We rounded a long bend, and it was at once easy to understand why the bird has a special place in an older African natural history. In the fork of a tree about thirty feet from the ground was an extraordinary structure: a huge rough ball of sticks and debris with a hole at the side beneath an overhang of roof: the hammerkop nest. Everywhere in Africa men leave the hammerkop alone; its very name is often taboo; it is a sorcerer among the birds. There can be no ordinary explanation for spending that amount of effort on such a nest when you’re no bigger than a Pied crow: the hammerkop compels all the other birds to come and build its nest for it, summoning the swallow from the air for the finishing touch, a plaster of mud round the entrance.

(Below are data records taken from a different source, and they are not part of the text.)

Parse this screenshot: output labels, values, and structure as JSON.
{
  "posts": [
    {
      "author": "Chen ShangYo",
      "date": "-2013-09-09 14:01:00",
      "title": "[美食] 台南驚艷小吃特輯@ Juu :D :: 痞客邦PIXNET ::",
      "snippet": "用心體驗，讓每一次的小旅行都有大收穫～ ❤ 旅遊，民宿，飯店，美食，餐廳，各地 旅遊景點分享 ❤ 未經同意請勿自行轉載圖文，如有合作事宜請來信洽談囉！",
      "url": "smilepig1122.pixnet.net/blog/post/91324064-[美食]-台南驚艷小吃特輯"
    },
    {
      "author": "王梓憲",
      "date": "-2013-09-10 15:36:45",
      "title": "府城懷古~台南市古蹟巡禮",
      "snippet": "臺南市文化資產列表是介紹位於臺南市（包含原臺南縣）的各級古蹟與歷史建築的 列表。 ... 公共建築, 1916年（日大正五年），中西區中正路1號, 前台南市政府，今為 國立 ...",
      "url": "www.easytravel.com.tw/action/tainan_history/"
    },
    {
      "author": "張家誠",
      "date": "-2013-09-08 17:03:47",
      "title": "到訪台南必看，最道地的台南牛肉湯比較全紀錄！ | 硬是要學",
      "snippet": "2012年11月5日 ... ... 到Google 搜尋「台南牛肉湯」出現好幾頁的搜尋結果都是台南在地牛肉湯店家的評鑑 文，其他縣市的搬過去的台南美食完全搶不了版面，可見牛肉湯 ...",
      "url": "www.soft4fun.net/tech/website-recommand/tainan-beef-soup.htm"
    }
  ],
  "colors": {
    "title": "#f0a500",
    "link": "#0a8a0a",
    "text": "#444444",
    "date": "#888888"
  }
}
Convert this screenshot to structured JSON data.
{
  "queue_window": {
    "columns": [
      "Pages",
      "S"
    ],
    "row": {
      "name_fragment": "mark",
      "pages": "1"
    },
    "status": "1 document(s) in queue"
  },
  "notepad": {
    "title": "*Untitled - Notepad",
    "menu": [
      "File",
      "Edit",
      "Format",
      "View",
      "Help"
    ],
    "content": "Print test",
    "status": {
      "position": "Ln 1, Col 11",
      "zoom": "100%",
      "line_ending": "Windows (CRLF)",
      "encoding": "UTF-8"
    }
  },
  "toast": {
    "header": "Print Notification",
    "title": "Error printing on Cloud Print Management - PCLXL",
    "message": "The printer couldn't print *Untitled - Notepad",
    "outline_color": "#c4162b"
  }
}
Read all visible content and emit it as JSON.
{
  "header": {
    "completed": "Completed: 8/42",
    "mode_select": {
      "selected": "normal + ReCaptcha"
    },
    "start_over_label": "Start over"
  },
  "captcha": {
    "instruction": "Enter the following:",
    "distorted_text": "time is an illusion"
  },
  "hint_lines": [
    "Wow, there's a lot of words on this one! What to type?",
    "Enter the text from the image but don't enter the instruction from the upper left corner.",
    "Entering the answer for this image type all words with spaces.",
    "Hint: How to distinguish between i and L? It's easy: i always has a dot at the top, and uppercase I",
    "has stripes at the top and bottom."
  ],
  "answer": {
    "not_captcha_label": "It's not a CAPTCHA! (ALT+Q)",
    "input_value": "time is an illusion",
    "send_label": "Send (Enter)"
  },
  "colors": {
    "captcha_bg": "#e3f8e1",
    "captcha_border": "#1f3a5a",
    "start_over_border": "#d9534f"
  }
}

But then, according to the observations of Wilson and Wilson in Mali, both sexes build it with no help from anyone. Out all day fishing and hunting for frogs, they are such high achievers by dint of an exemplary Lary-like routine: they build from dawn until ten o’clock every morning and then put in more time when they come home in the evening, from four o’clock sharp until six. It takes a week to construct a mass of sticks, reeds, grass and mud with a central bowl in the fork – and at this stage the pair are sometimes driven away and the nest purloined by the Milky eagle-owl, which is enormous, a great peeler of hedgehogs, and also good at ripping up young monkeys, warthog piglets, polecats, herons, ducks and even other owls, including the Spotted eagle owl. But if all goes well the next stage takes a month or more: the sides are built up by weaving small sticks together and the roof gradually added using long ones (up to three-and-a-half feet long) which are pushed upright into the wickerwork edge, slanted towards the centre, and intertwined with others placed longitudinally. The pair work their way across the nest, one bird inside, one on top, and when the roof is complete (now so strong that a man can stand on it), it is heaped up with more reeds and grass and sticks; the last job is to plaster the entrance and the nest-chamber smooth with lots of mud. Now is the time for any passing Barn owl to move in; or a Monitor lizard to heave itself through the hallway; or a genet to curl up inside; or a large snake, particularly the Spitting cobra, to wind in and take a siesta. But if the hammerkops manage to keep their now highly desirable nest (so well insulated that it remains at an even temperature inside) they roost in it together, gaining the entrance by flying low and then swooping up to close their wings at the last moment, in a so-called upward dive.
But all that work is a terrible strain; and quite apart from the relief, as the nest is being built, of copulating eight or ten times a morning, the birds throw some spectacularly open-minded parties. Eight to ten hammerkops are invited, some unattached, some married, some divorced. They turn up near the nest on a sandbank or a slab of rock or a flat piece of grass at any time of day. Everyone pairs off and the male runs up to the female with his wings drooped but the feathers at the back of his head alternately standing on end and falling flat with excitement. The pairs then run in circles side by side and an orgy of (technically speaking) false mounting takes place. No actual rubbing together of his everting and her receiving opposable vent is allowed in public, but you can’t complain. The soliciting bird crouches down, the other mounts and balances on top with open wings, and then, shivering with the erotic charge of it all, the lower bird raises its tail, the upper bird curves its tail down – and they press their tails together. They even like a little soixante-neuf, turning round and facing in opposite directions; and the whole party is accompanied by loud duets or a whole chorus of the calls known as yip-purring. Males mount females, females mount males, males mount males, and only lesbians are disadvantaged.
So despite all that grinding routine and disappointment (they sometimes build three nests a season and not one succeeds), hammerkops keep up their hobbies and live to a great age: average breeding success (according to Urban, Fry and Keith, 1986) is probably as low as 0.13 young per adult per year which, as the population seems to be increasing, means that the average hammerkop must live for at least twenty years.
Just as I was thinking about all that sex, and wondering why, as far as I could remember, among birds only the ostrich, the rhea, the emu and the cassowary, the tinamous, ducks and screamers have a penis; and what it would be like to be a hammerkop taking an upward dive head-first towards the cool soft sheets of the nest-chamber straight into the coils of a Spitting cobra, Léonard swung the bow of the dugout left into a small tributary and I realized that we were about to arrive at Boha.